Consumer Product Research and Decision-Making

Purchasing is a process that depends on several factors. The purchase situation is one of the factors. Research shows that the situation in which a consumer buys goods and services greatly affects his or her consumer. For instance, a mother would be willing to obtain a product simply because it pleases her child. Moreover, a student trying to obtain in-between product classes might not have adequate time to cross-examine the quality of the product, the most favorable brand, and even the price of products. Based on this, consumers engaged in extensive research to come up with the best product that would suit their needs. A consumer might simply be having an idea about the nature of the product, but the final decision to obtain the product would need some research to establish the one with the best quality.

Customers are often concerned with the quality and the price of a product, but some are even concerned with the quantity. Depending on what the customer would be interested in when making a decision, he or she would conduct some primary and even secondary research. Consumers in modern society are not simply influenced by heavy advertisements since they engage in some preliminary research before deciding on what to buy. Almost all consumers participate in primary research, whereby they gather information from their fellow consumers who acquired the product or tested the service. In this case, the product that the consumer intends to buy is of high value. Some would engage in secondary research, whereby they would obtain critical data from government agencies and trade associations regarding the efficiency and the quality of the product (Graham, 2010).

Before I bought a product, I engaged both in primary and secondary research, with the internet being the main source of information. The product I intended to acquire was common among various consumers since some of them owned it. They acted as a reliable source of information, which gave detailed data regarding the efficiency of the product. However, their views alone could not be relied upon since they are not experts, but instead, they are simply users who have little experience. I checked the internet to find out more concerning the effectiveness of the product. The internet was so reliable since it gave some of the data that could not be found elsewhere, including the servicing of the product. Many companies rely on the internet to market their products. In this regard, they deposit a lot of information regarding the goods and services they trade on the internet (Best, Hawkins, & Mothersbaugh, 2007).
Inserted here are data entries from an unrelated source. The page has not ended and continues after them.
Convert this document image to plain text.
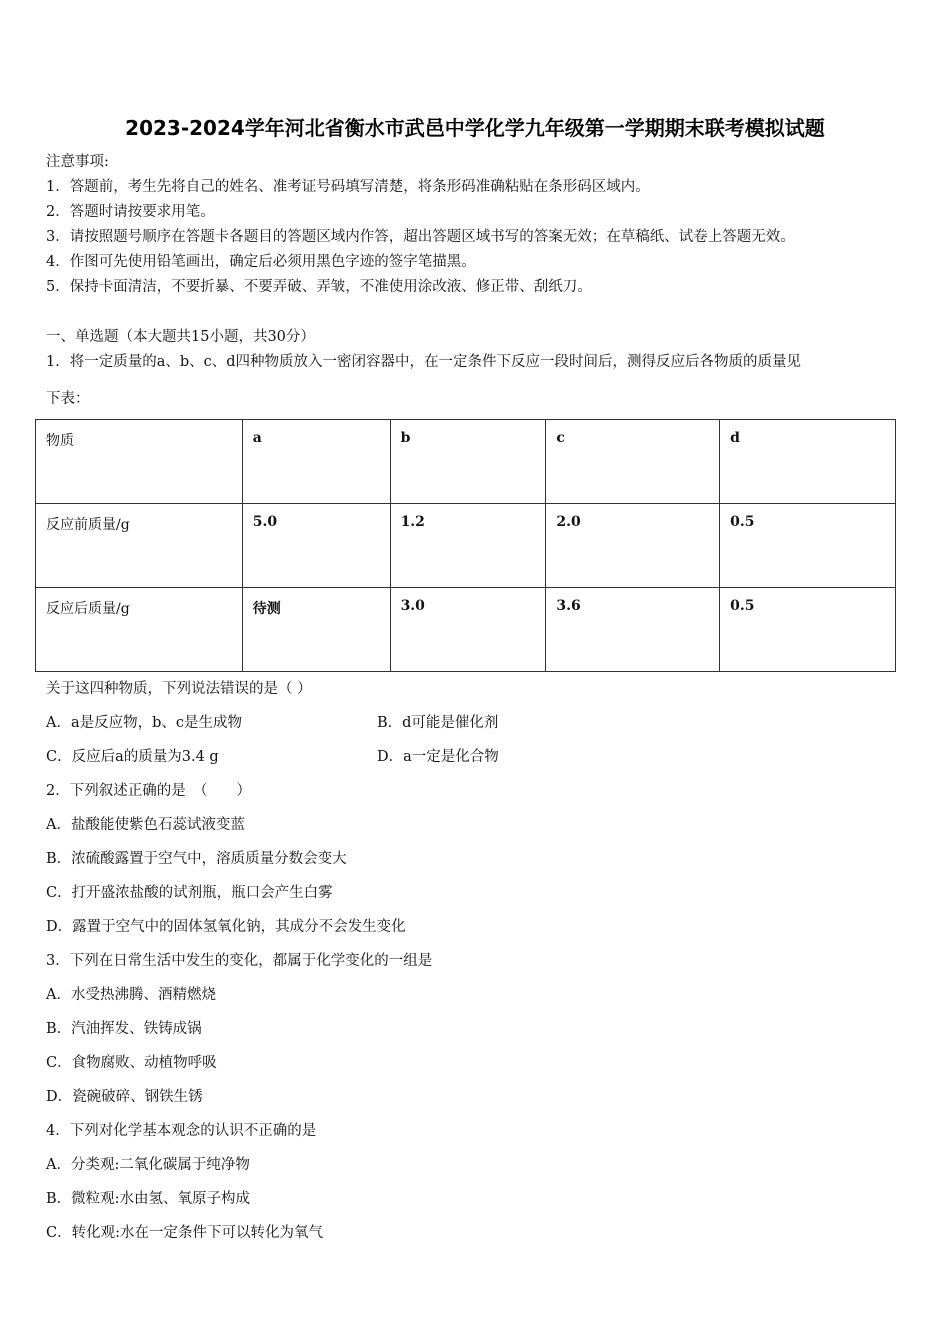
2023-2024学年河北省衡水市武邑中学化学九年级第一学期期末联考模拟试题
注意事项:
1．答题前，考生先将自己的姓名、准考证号码填写清楚，将条形码准确粘贴在条形码区域内。
2．答题时请按要求用笔。
3．请按照题号顺序在答题卡各题目的答题区域内作答，超出答题区域书写的答案无效；在草稿纸、试卷上答题无效。
4．作图可先使用铅笔画出，确定后必须用黑色字迹的签字笔描黑。
5．保持卡面清洁，不要折暴、不要弄破、弄皱，不准使用涂改液、修正带、刮纸刀。
一、单选题（本大题共15小题，共30分）
1．将一定质量的a、b、c、d四种物质放入一密闭容器中，在一定条件下反应一段时间后，测得反应后各物质的质量见
下表：
物质	a	b	c	d
反应前质量/g	5.0	1.2	2.0	0.5
反应后质量/g	待测	3.0	3.6	0.5
关于这四种物质，下列说法错误的是（ ）
A．a是反应物，b、c是生成物	B．d可能是催化剂
C．反应后a的质量为3.4 g	D．a一定是化合物
2．下列叙述正确的是　（　　）
A．盐酸能使紫色石蕊试液变蓝
B．浓硫酸露置于空气中，溶质质量分数会变大
C．打开盛浓盐酸的试剂瓶，瓶口会产生白雾
D．露置于空气中的固体氢氧化钠，其成分不会发生变化
3．下列在日常生活中发生的变化，都属于化学变化的一组是
A．水受热沸腾、酒精燃烧
B．汽油挥发、铁铸成锅
C．食物腐败、动植物呼吸
D．瓷碗破碎、钢铁生锈
4．下列对化学基本观念的认识不正确的是
A．分类观:二氧化碳属于纯净物
B．微粒观:水由氢、氧原子构成
C．转化观:水在一定条件下可以转化为氧气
Information regarding evaluative criteria and its measurement is critical as far as purchasing is concerned. My purchasing process is no longer the same since perceptual mapping helps me to identify some of the techniques that marketers use in persuading their customers to choose their products. From time to time, the marketing department might decide to collect views of customers regarding the performance of the product, the efficiency of the packaging system applied, the size of the product, and the price (Hawknis, Mothersbaugh, & Mookerjee, 2011). The views of customers on the above qualities are transferred to a chart referred to as a perceptual map for evaluation. A measuring scale, such as the Linkert scale, is employed in assessing the views of customers. Consumers would evaluate their choices through the application of attitude-based choice, which entails the utilization of general approaches, impressions, viewpoints, instincts, and heuristics.

Alternatively, they might apply some of the choices that need specified attributes when selecting a product (Kazmi, 2007). This entails a careful comparison of each brand based on specific features. This type of evaluation criteria is referred to as attribute-based evaluation criteria. I learned that the understanding of product qualities influence the buying behavior of a consumer since it changes his or her perception. The customer might be interested in acquiring a certain product, but the negative attribute of a brand from friends would put him or her away. The consumer would go for those products that have a good reputation, irrespective of whether they would fulfill his or her interests in the best way (Graham, 2010).

Some consumers are driven by emotions when purchasing goods and services, while others apply rationality whereby they think of the best way they could achieve their objectives. Customers driven by emotions tend to be impulsive in their buying behavior, while those driven by rationality are mainly concerned with the cost of the product. A majority of consumers use emotions when buying goods and services since they involve their feelings and experiences as opposed to evaluating a product based on its attributes and features. A study conducted in the United States on the role of advertising revealed that a consumer would be influenced positively in case the advert is received with an emotional response. At the same time, there would be a negative influence in case the advert is based on the content. Consumers with emotional attachment towards a product are often loyal to a product as opposed to consumers who are driven by rationality. Based on this, it is evident that emotions have a greater influence on the performance of the product in the market.

References

Best, R. J., Hawkins, D. I., & Mothersbaugh, D. L. (2007). Consumer behavior: Building marketing strategy. Boston: McGraw-Hill/Irwin.

Graham, J. (2010). Critical thinking in consumer behavior: Cases and experiential exercises (2nd ed.). Boston: Prentice Hall.

Hawknis, D. I., Mothersbaugh, D. L., & Mookerjee, A. (2011). Consumer behavior: Building marketing strategy. New Delhi: Tata McGraw Hill.

Kazmi, K. (2007). Marketing Management. Boston: McGraw Hill.